Algo parecido pasa con los incendios forestales. Año tras años los incendios van tomando en Chile un carácter catastrófico. Ya no se puede negar que hemos entrados en la época de los megaincendios que tienen su causa principal en la crisis climática. Esto es así porque las olas de calor encuentran terrenos secos -producto de sequías duraderas- que se transforman, al mismo tiempo, en gestores de tormentas eléctricas que se retroalimentan provocando en pocos minutos tormentas de fuego imposibles de controlar. Esto es lo que estuvo ocurriendo este año en Australia y ahora lo presenciamos en Estados Unidos. ¿Cuál podría ser el próximo lugar que se enfrente a estos eventos? “Chile”, dicen los especialistas en una carta firmada por más de cien científicos y organizaciones nacionales preocupadas por el tema.

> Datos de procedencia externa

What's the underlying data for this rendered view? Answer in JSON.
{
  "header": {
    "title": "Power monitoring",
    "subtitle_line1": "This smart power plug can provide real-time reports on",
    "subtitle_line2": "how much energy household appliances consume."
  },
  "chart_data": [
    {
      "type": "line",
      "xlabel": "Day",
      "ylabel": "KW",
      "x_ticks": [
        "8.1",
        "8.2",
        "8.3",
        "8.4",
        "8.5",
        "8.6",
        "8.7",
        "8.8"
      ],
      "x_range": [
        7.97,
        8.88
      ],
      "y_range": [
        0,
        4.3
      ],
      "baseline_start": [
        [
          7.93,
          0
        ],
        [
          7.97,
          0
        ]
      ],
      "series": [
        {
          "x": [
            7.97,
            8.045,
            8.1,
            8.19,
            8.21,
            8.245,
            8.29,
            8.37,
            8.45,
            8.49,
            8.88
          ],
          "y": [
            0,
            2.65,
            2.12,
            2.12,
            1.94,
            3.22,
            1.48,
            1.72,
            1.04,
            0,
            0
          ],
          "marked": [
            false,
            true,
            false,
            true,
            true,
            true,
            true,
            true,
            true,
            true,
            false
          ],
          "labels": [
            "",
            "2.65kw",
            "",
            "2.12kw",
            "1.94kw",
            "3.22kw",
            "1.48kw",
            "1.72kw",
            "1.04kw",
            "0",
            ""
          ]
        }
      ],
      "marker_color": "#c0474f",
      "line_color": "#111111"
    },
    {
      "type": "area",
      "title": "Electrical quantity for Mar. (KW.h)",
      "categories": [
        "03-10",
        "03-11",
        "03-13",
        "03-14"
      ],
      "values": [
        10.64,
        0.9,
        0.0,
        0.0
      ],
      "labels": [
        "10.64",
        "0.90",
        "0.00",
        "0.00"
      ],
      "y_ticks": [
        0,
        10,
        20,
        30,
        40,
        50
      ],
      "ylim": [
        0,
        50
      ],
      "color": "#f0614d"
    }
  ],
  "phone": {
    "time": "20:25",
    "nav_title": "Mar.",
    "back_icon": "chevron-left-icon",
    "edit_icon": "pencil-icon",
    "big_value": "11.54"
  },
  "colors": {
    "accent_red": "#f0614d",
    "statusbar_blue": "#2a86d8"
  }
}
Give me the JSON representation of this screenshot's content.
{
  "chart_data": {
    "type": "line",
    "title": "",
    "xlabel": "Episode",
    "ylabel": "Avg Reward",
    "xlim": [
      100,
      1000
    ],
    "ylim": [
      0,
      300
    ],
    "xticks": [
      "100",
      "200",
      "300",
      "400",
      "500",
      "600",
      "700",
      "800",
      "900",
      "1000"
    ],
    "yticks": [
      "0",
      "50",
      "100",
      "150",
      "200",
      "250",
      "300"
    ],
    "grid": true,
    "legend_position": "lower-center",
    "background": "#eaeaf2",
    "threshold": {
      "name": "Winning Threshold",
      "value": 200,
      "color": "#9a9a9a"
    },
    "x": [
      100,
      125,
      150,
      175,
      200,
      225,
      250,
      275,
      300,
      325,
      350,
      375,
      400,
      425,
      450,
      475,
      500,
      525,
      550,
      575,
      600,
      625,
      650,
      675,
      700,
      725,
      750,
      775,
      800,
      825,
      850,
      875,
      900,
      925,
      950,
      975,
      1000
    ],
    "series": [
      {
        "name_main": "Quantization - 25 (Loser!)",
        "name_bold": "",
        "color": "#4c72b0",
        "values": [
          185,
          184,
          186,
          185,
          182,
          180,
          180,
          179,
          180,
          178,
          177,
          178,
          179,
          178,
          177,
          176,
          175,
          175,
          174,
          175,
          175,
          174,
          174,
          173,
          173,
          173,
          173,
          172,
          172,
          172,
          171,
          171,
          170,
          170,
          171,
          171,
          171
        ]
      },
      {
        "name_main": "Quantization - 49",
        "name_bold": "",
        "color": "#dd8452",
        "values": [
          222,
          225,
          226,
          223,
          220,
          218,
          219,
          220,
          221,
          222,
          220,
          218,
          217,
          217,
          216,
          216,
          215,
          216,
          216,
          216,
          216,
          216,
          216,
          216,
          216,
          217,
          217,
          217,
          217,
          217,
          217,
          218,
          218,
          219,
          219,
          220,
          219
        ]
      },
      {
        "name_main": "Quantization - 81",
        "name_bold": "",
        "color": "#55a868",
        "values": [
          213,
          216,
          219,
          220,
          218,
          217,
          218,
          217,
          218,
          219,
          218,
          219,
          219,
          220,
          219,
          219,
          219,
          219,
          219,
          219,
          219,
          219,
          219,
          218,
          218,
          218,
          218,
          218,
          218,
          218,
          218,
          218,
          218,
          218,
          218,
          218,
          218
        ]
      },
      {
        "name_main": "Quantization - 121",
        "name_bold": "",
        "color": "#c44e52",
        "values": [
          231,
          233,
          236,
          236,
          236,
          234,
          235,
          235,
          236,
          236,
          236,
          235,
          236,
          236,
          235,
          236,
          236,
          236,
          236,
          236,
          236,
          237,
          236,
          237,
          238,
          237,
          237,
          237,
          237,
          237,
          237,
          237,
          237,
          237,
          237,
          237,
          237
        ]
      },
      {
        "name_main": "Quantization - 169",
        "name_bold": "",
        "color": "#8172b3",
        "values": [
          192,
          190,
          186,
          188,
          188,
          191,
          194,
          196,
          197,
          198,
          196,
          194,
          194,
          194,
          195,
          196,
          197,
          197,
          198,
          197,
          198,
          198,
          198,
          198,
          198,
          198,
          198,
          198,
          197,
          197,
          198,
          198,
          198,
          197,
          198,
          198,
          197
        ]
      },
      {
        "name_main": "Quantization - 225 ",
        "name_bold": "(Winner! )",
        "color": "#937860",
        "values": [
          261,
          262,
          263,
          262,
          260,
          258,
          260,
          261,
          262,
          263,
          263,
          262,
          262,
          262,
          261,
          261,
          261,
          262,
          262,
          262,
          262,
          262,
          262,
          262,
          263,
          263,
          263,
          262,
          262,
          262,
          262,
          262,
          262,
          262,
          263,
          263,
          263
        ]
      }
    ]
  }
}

Cuando las tormentas eléctricas, convertidas en tormentas de fuego, se transformen en la primera causa de los megaincendios ya no será posible culpar a un ser humano por su origen intencional. Entonces resultará inútil y poco creíble andar buscando incendiarios cuando se trata de un fenómeno que nosotros mismo causamos al impulsar el cambio climático.
Los acontecimientos extremos en materia climática están teniendo lugar de forma mucho más rápida de lo que la elite está dispuesta a admitir. Lo verdaderamente responsable sería comunicárselo a la ciudadanía ya que lamentablemente un 90 por ciento lo ignora o bien, por este optimismo sin límite, no quiere considerar este tipo de mensaje por considerarlos “pesimistas”.
Creemos que resulta preferible arriesgarse a ser catalogado de “alarmista” o “apocalíptico” antes de que nuestros hijos y nietos nos interpelen amargamente y nos reprochen que, sabiendo nosotros lo que podía pasar, no se los advertimos con convicción y no los preparamos a tiempo para enfrentar este lúgubre escenario.